Given Data / Assumptions:

  • Examples of antimicrobial constituents include lysozyme, lactoferrin, and essential oils inherent to the food matrix.
  • Intrinsic = inherent to food; extrinsic = outside the food (temperature, atmosphere, humidity).
  • We must classify antimicrobial constituents correctly.


Concept / Approach:
Intrinsic factors are built into the food: pH, water activity, redox potential, natural antimicrobial compounds, and nutrient composition. Extrinsic factors are external conditions like refrigeration temperature, packaging gas composition, and relative humidity. Because antimicrobial constituents are inherent components of the food, they are intrinsic. They are not extrinsic, and the category is not “both,” since classification depends on origin, not effect.


Step-by-Step Solution:

Identify the property in question: antimicrobial compounds inherent to the food.Map to the factor class inherent to the food → intrinsic factor.Exclude extrinsic factors because they are imposed conditions, not inherent constituents.
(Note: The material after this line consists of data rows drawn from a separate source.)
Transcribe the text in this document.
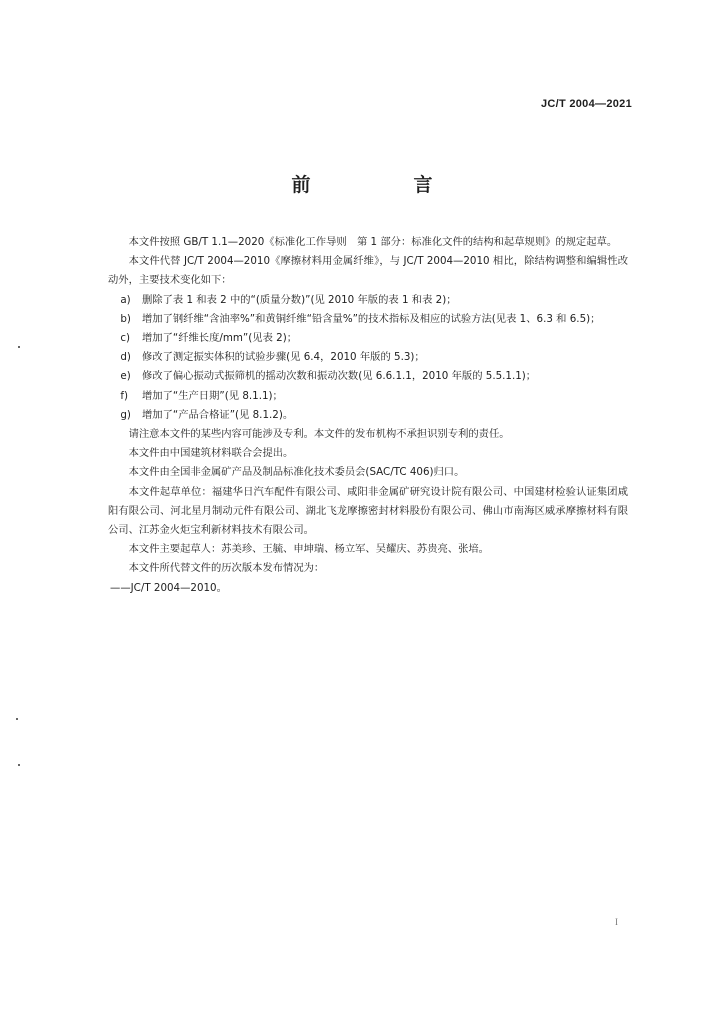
JC/T 2004—2021
前　言

本文件按照 GB/T 1.1—2020《标准化工作导则　第 1 部分：标准化文件的结构和起草规则》的规定起草。

本文件代替 JC/T 2004—2010《摩擦材料用金属纤维》，与 JC/T 2004—2010 相比，除结构调整和编辑性改动外，主要技术变化如下：

a) 删除了表 1 和表 2 中的“(质量分数)”(见 2010 年版的表 1 和表 2)；

b) 增加了钢纤维“含油率%”和黄铜纤维“铅含量%”的技术指标及相应的试验方法(见表 1、6.3 和 6.5)；

c) 增加了“纤维长度/mm”(见表 2)；

d) 修改了测定振实体积的试验步骤(见 6.4，2010 年版的 5.3)；

e) 修改了偏心振动式振筛机的摇动次数和振动次数(见 6.6.1.1，2010 年版的 5.5.1.1)；

f) 增加了“生产日期”(见 8.1.1)；

g) 增加了“产品合格证”(见 8.1.2)。

请注意本文件的某些内容可能涉及专利。本文件的发布机构不承担识别专利的责任。

本文件由中国建筑材料联合会提出。

本文件由全国非金属矿产品及制品标准化技术委员会(SAC/TC 406)归口。

本文件起草单位：福建华日汽车配件有限公司、咸阳非金属矿研究设计院有限公司、中国建材检验认证集团咸阳有限公司、河北星月制动元件有限公司、湖北飞龙摩擦密封材料股份有限公司、佛山市南海区威承摩擦材料有限公司、江苏金火炬宝利新材料技术有限公司。

本文件主要起草人：苏美珍、王毓、申坤瑞、杨立军、吴耀庆、苏贵亮、张培。

本文件所代替文件的历次版本发布情况为：

——JC/T 2004—2010。

I
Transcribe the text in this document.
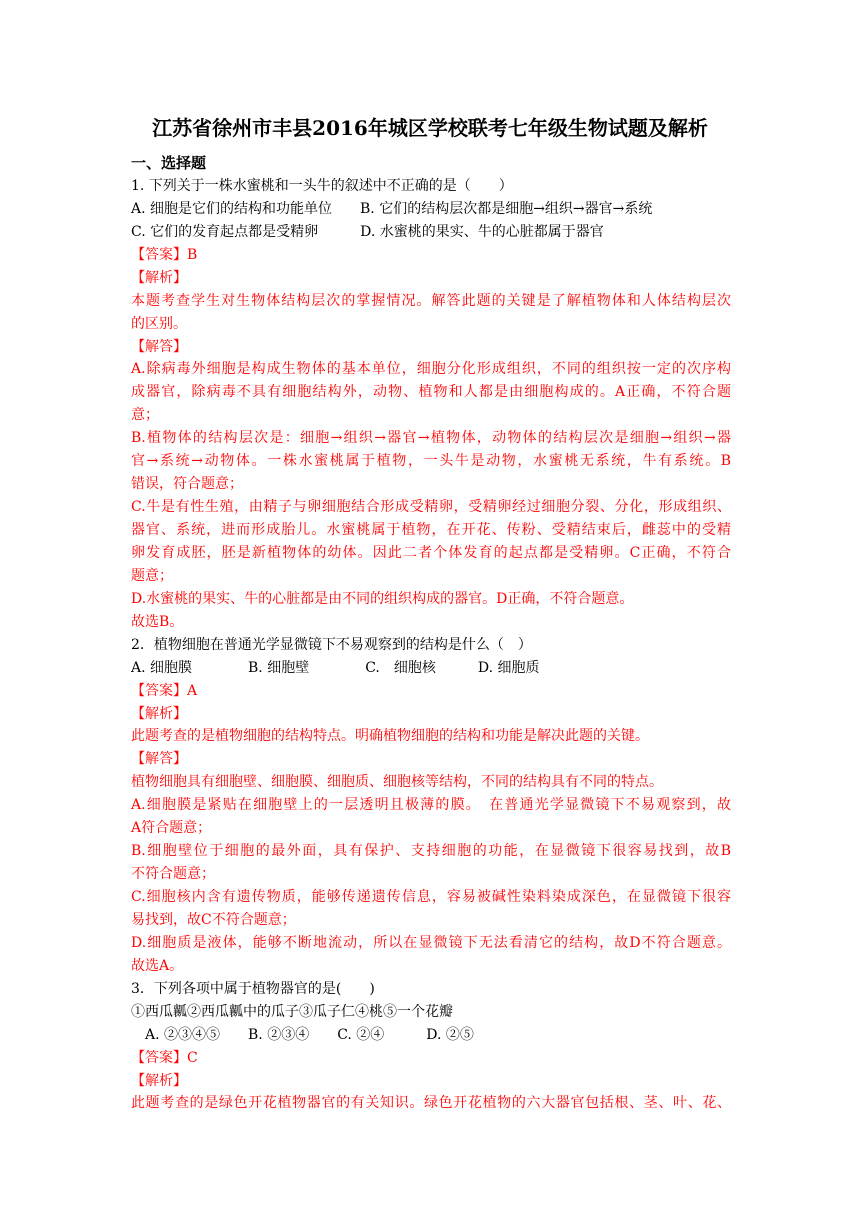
江苏省徐州市丰县2016年城区学校联考七年级生物试题及解析
一、选择题
1. 下列关于一株水蜜桃和一头牛的叙述中不正确的是（　　）
A. 细胞是它们的结构和功能单位　　B. 它们的结构层次都是细胞→组织→器官→系统
C. 它们的发育起点都是受精卵　　　D. 水蜜桃的果实、牛的心脏都属于器官
【答案】B
【解析】
本题考查学生对生物体结构层次的掌握情况。解答此题的关键是了解植物体和人体结构层次
的区别。
【解答】
A.除病毒外细胞是构成生物体的基本单位，细胞分化形成组织，不同的组织按一定的次序构
成器官，除病毒不具有细胞结构外，动物、植物和人都是由细胞构成的。A正确，不符合题
意；
B.植物体的结构层次是：细胞→组织→器官→植物体，动物体的结构层次是细胞→组织→器
官→系统→动物体。一株水蜜桃属于植物，一头牛是动物，水蜜桃无系统，牛有系统。B
错误，符合题意；
C.牛是有性生殖，由精子与卵细胞结合形成受精卵，受精卵经过细胞分裂、分化，形成组织、
器官、系统，进而形成胎儿。水蜜桃属于植物，在开花、传粉、受精结束后，雌蕊中的受精
卵发育成胚，胚是新植物体的幼体。因此二者个体发育的起点都是受精卵。C正确，不符合
题意；
D.水蜜桃的果实、牛的心脏都是由不同的组织构成的器官。D正确，不符合题意。
故选B。
2．植物细胞在普通光学显微镜下不易观察到的结构是什么（　）
A. 细胞膜　　　　B. 细胞壁　　　　C.　细胞核　　　D. 细胞质
【答案】A
【解析】
此题考查的是植物细胞的结构特点。明确植物细胞的结构和功能是解决此题的关键。
【解答】
植物细胞具有细胞壁、细胞膜、细胞质、细胞核等结构，不同的结构具有不同的特点。
A.细胞膜是紧贴在细胞壁上的一层透明且极薄的膜。　在普通光学显微镜下不易观察到，故
A符合题意；
B.细胞壁位于细胞的最外面，具有保护、支持细胞的功能，在显微镜下很容易找到，故B
不符合题意；
C.细胞核内含有遗传物质，能够传递遗传信息，容易被碱性染料染成深色，在显微镜下很容
易找到，故C不符合题意；
D.细胞质是液体，能够不断地流动，所以在显微镜下无法看清它的结构，故D不符合题意。
故选A。
3．下列各项中属于植物器官的是(　　)
①西瓜瓤②西瓜瓤中的瓜子③瓜子仁④桃⑤一个花瓣
　A. ②③④⑤　　B. ②③④　　C. ②④　　　D. ②⑤
【答案】C
【解析】
此题考查的是绿色开花植物器官的有关知识。绿色开花植物的六大器官包括根、茎、叶、花、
Verification / Alternative check:
Food microbiology texts list natural antimicrobial systems (e.g., lactoperoxidase in raw milk) under intrinsic factors. Storage temperature or modified-atmosphere packaging are listed separately as extrinsic factors.


Why Other Options Are Wrong:

  • Extrinsic factor: involves outside conditions, not internal constituents.
  • Both (a) and (b): incorrect because the origin is exclusively intrinsic.
  • None of these: incorrect because “intrinsic factor” precisely matches.


Common Pitfalls:
Equating “effective at storage” with “extrinsic.” Effectiveness does not change their classification as intrinsic if they are native to the food.